Aprenda a amar a si mesmo
Não procure amor lá fora. Se você não teve afeto quando criança, não continue exigindo isso dos outros. Se você não amar a si mesmo em primeiro lugar, nenhum relacionamento em sua vida será completamente satisfatório. Aprenda a amar e se valorizar, seja seu melhor amigo, sua melhor empresa.
Você pode ficar com raiva
Você tem o direito de protestar e ficar com raiva quando não gosta de algo. Não reprima, expresse. Manter suas emoções dentro de você machuca. Diga o que você sente sem se preocupar com os outros.
Você não é culpado
Lembre-se de que você não é o culpado por tudo o que acontece ao seu redor. Não deixe que os outros culpem você e pendurem seus defeitos em você. Você só é responsável por aquilo que o preocupa diretamente.
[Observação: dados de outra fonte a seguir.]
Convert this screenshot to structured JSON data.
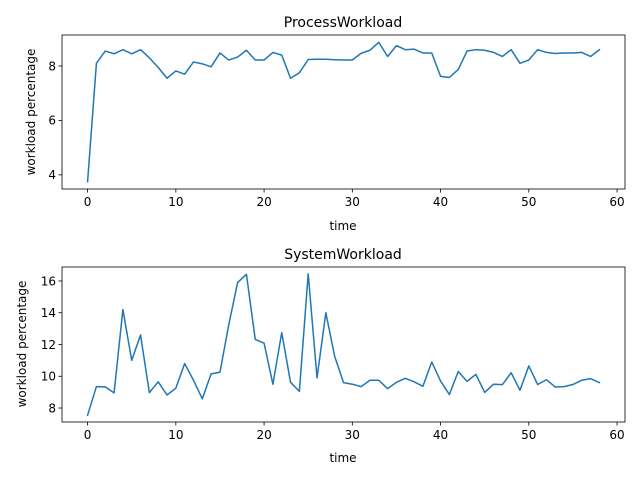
{
  "chart_data": [
    {
      "type": "line",
      "title": "ProcessWorkload",
      "xlabel": "time",
      "ylabel": "workload percentage",
      "xlim": [
        -2.9,
        60.9
      ],
      "ylim": [
        3.48,
        9.14
      ],
      "xticks": [
        0,
        10,
        20,
        30,
        40,
        50,
        60
      ],
      "yticks": [
        4,
        6,
        8
      ],
      "grid": false,
      "series": [
        {
          "color": "#1f77b4",
          "x": [
            0,
            1,
            2,
            3,
            4,
            5,
            6,
            7,
            8,
            9,
            10,
            11,
            12,
            13,
            14,
            15,
            16,
            17,
            18,
            19,
            20,
            21,
            22,
            23,
            24,
            25,
            26,
            27,
            28,
            29,
            30,
            31,
            32,
            33,
            34,
            35,
            36,
            37,
            38,
            39,
            40,
            41,
            42,
            43,
            44,
            45,
            46,
            47,
            48,
            49,
            50,
            51,
            52,
            53,
            54,
            55,
            56,
            57,
            58
          ],
          "values": [
            3.75,
            8.1,
            8.55,
            8.45,
            8.6,
            8.45,
            8.6,
            8.3,
            7.95,
            7.55,
            7.82,
            7.7,
            8.15,
            8.08,
            7.97,
            8.48,
            8.22,
            8.33,
            8.58,
            8.22,
            8.22,
            8.5,
            8.4,
            7.55,
            7.75,
            8.24,
            8.25,
            8.25,
            8.23,
            8.22,
            8.22,
            8.47,
            8.58,
            8.87,
            8.35,
            8.75,
            8.6,
            8.62,
            8.48,
            8.48,
            7.62,
            7.58,
            7.87,
            8.55,
            8.6,
            8.58,
            8.5,
            8.35,
            8.6,
            8.1,
            8.22,
            8.6,
            8.5,
            8.46,
            8.48,
            8.48,
            8.5,
            8.35,
            8.6
          ]
        }
      ]
    },
    {
      "type": "line",
      "title": "SystemWorkload",
      "xlabel": "time",
      "ylabel": "workload percentage",
      "xlim": [
        -2.9,
        60.9
      ],
      "ylim": [
        7.12,
        16.88
      ],
      "xticks": [
        0,
        10,
        20,
        30,
        40,
        50,
        60
      ],
      "yticks": [
        8,
        10,
        12,
        14,
        16
      ],
      "grid": false,
      "series": [
        {
          "color": "#1f77b4",
          "x": [
            0,
            1,
            2,
            3,
            4,
            5,
            6,
            7,
            8,
            9,
            10,
            11,
            12,
            13,
            14,
            15,
            16,
            17,
            18,
            19,
            20,
            21,
            22,
            23,
            24,
            25,
            26,
            27,
            28,
            29,
            30,
            31,
            32,
            33,
            34,
            35,
            36,
            37,
            38,
            39,
            40,
            41,
            42,
            43,
            44,
            45,
            46,
            47,
            48,
            49,
            50,
            51,
            52,
            53,
            54,
            55,
            56,
            57,
            58
          ],
          "values": [
            7.55,
            9.35,
            9.33,
            8.95,
            14.2,
            11.0,
            12.6,
            8.97,
            9.65,
            8.82,
            9.25,
            10.8,
            9.75,
            8.58,
            10.15,
            10.25,
            13.25,
            15.9,
            16.42,
            12.32,
            12.08,
            9.5,
            12.75,
            9.62,
            9.05,
            16.45,
            9.9,
            14.0,
            11.25,
            9.6,
            9.5,
            9.35,
            9.75,
            9.75,
            9.22,
            9.62,
            9.87,
            9.65,
            9.37,
            10.9,
            9.7,
            8.85,
            10.3,
            9.68,
            10.12,
            8.98,
            9.5,
            9.47,
            10.22,
            9.12,
            10.65,
            9.48,
            9.78,
            9.32,
            9.35,
            9.48,
            9.75,
            9.85,
            9.6
          ]
        }
      ]
    }
  ]
}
Pare de duvidar de si mesmo
Que seus pais não soubessem reconhecer a garota tão especial na frente deles é problema deles. Não deixe que a cegueira emocional dela continue pressionando você a sempre duvidar de si mesmo. Confie em si mesmo, em sua pessoa, em suas idéias, em seus sentimentos e decisões.
Esperar ansiosamente
Você não pode mudar o passado, mas pode desfrutar do seu presente e do seu futuro. Não vale a pena pensar no que eles não te deram. Concentre-se no que você pode dar a si mesmo hoje.